Section 1 - Dispositions communes

La protection judiciaire des majeurs est souvent déléguée à des membres de la famille ou des proches de la personne concernée. Lorsque ce n'est pas le cas, elle est confiée :

- soit à des services médico-sociaux ou à des services relevant d'associations ou d'organismes de sécurité sociale ;

- soit à des gérants de tutelle privée exerçant à titre individuel ;

- soit à des personnes exerçant dans un cadre institutionnel, au sein d'établissements pour personnes handicapées ou âgées (préposées à ces établissements).

La présente section tend à harmoniser les obligations et les règles de fonctionnement qui s'appliquent à ces trois catégories d'intervenants, en établissant des dispositions communes à l'exercice de leur activité professionnelle.

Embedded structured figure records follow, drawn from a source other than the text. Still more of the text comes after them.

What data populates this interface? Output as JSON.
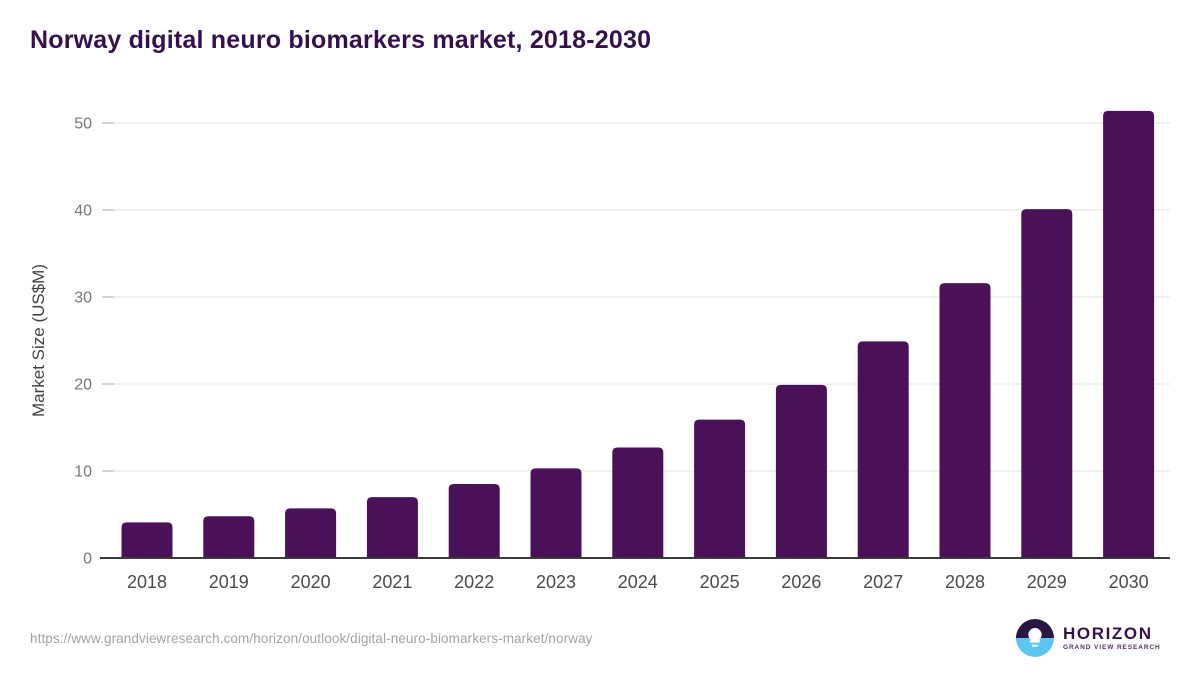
{
  "title": "Norway digital neuro biomarkers market, 2018-2030",
  "source_url": "https://www.grandviewresearch.com/horizon/outlook/digital-neuro-biomarkers-market/norway",
  "logo": {
    "name": "HORIZON",
    "subtitle": "GRAND VIEW RESEARCH"
  },
  "colors": {
    "bar": "#4A1158",
    "title_text": "#35104D",
    "gridline": "#ECECEC",
    "tick": "#C9C9C9",
    "axis_line": "#3A3A3A",
    "y_tick_text": "#767676",
    "x_tick_text": "#4A4A4A",
    "logo_purple": "#2A1642",
    "logo_blue": "#5BC6F0"
  },
  "chart_data": {
    "type": "bar",
    "title": "Norway digital neuro biomarkers market, 2018-2030",
    "categories": [
      "2018",
      "2019",
      "2020",
      "2021",
      "2022",
      "2023",
      "2024",
      "2025",
      "2026",
      "2027",
      "2028",
      "2029",
      "2030"
    ],
    "values": [
      4.1,
      4.8,
      5.7,
      7.0,
      8.5,
      10.3,
      12.7,
      15.9,
      19.9,
      24.9,
      31.6,
      40.1,
      51.4
    ],
    "xlabel": "",
    "ylabel": "Market Size (US$M)",
    "ylim": [
      0,
      50
    ],
    "yticks": [
      0,
      10,
      20,
      30,
      40,
      50
    ],
    "grid": true,
    "legend": "none",
    "bar_color": "#4A1158"
  }
}
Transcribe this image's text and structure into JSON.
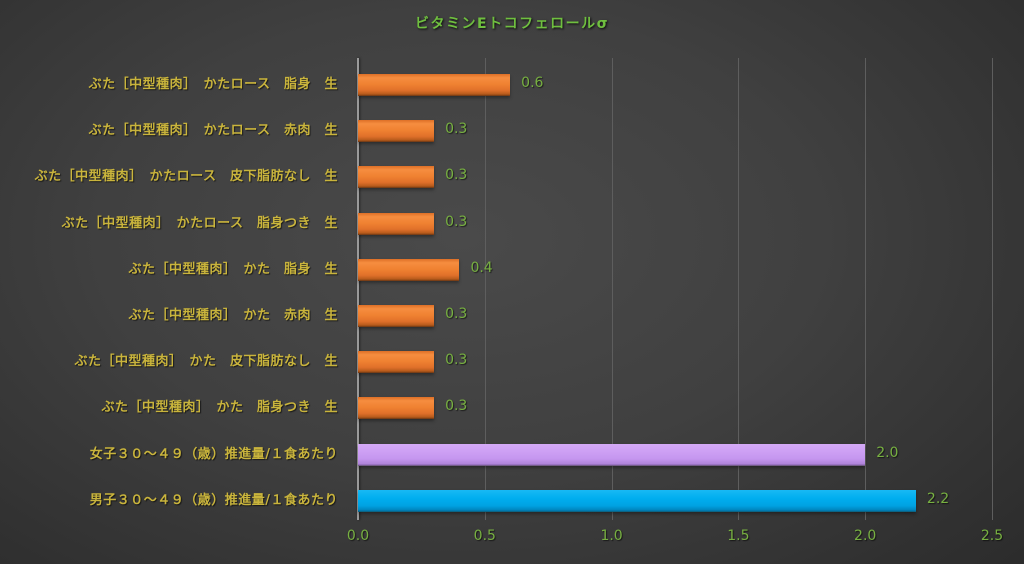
{
  "header": {
    "title": "ビタミンEトコフェロールσ"
  },
  "chart_data": {
    "type": "bar",
    "orientation": "horizontal",
    "title": "ビタミンEトコフェロールσ",
    "categories": [
      "ぶた［中型種肉］　かたロース　脂身　生",
      "ぶた［中型種肉］　かたロース　赤肉　生",
      "ぶた［中型種肉］　かたロース　皮下脂肪なし　生",
      "ぶた［中型種肉］　かたロース　脂身つき　生",
      "ぶた［中型種肉］　かた　脂身　生",
      "ぶた［中型種肉］　かた　赤肉　生",
      "ぶた［中型種肉］　かた　皮下脂肪なし　生",
      "ぶた［中型種肉］　かた　脂身つき　生",
      "女子３０～４９（歳）推進量/１食あたり",
      "男子３０～４９（歳）推進量/１食あたり"
    ],
    "values": [
      0.6,
      0.3,
      0.3,
      0.3,
      0.4,
      0.3,
      0.3,
      0.3,
      2.0,
      2.2
    ],
    "value_labels": [
      "0.6",
      "0.3",
      "0.3",
      "0.3",
      "0.4",
      "0.3",
      "0.3",
      "0.3",
      "2.0",
      "2.2"
    ],
    "bar_color_keys": [
      "orange",
      "orange",
      "orange",
      "orange",
      "orange",
      "orange",
      "orange",
      "orange",
      "purple",
      "blue"
    ],
    "xlabel": "",
    "ylabel": "",
    "xlim": [
      0,
      2.5
    ],
    "xticks": [
      0.0,
      0.5,
      1.0,
      1.5,
      2.0,
      2.5
    ],
    "xtick_labels": [
      "0.0",
      "0.5",
      "1.0",
      "1.5",
      "2.0",
      "2.5"
    ],
    "grid": true,
    "legend": false
  },
  "colors": {
    "title_text": "#6fbf3f",
    "category_text": "#c9b43c",
    "value_text": "#77b041",
    "tick_text": "#77b041",
    "bar_orange": "#ed7d31",
    "bar_purple": "#c9a0f0",
    "bar_blue": "#00aeef",
    "gridline": "#5e5e5e",
    "axis_line": "#9a9a9a",
    "background_center": "#4a4a4a",
    "background_edge": "#262626"
  }
}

Article 9 (art. L. 461-1 à L. 461-8 [nouveaux] du code de l'action sociale et des familles) - Régime juridique de l'activité des mandataires judiciaires à la protection des majeurs

Objet : Cet article insère huit nouveaux articles dans le code de l'action sociale et des familles visant à créer des dispositions communes régissant l'activité des mandataires judiciaires à la protection des majeurs.

I - Le texte proposé

Dans le droit actuel, les personnes habilitées à exercer une protection judiciaire sur une personne majeure sont mentionnées par l'article 499 du code civil pour les tutelles et par l'article 509-1 pour les curatelles. Dans les deux cas, ces personnes sont désignées par le juge des tutelles et peuvent être extérieures à la famille.

Dans le cas des tutelles , il peut s'agir d'un « préposé appartenant au personnel administratif de l'établissement de traitement [ou] d'un administrateur spécial, choisis dans les conditions fixées par un décret en Conseil d'Etat ». Le décret n° 69-195 du 15 février 1969, modifié par le décret n° 72-284 du 11 avril 1972, précise que le juge des tutelles peut désigner comme gérant de tutelle :

- les personnes qualifiées figurant sur une liste établie, chaque année, par le procureur de la République ;

- les associations reconnues d'utilité publique, les associations déclarées et les fondations ayant une vocation sociale et figurant sur une liste établie, chaque année, par le procureur de la République ;

- les personnes physiques ou morales agréées comme tuteurs aux prestations sociales ;

- les personnes préposées, désignées par les établissements d'hospitalisation, de soins ou de cure, publics ou privés.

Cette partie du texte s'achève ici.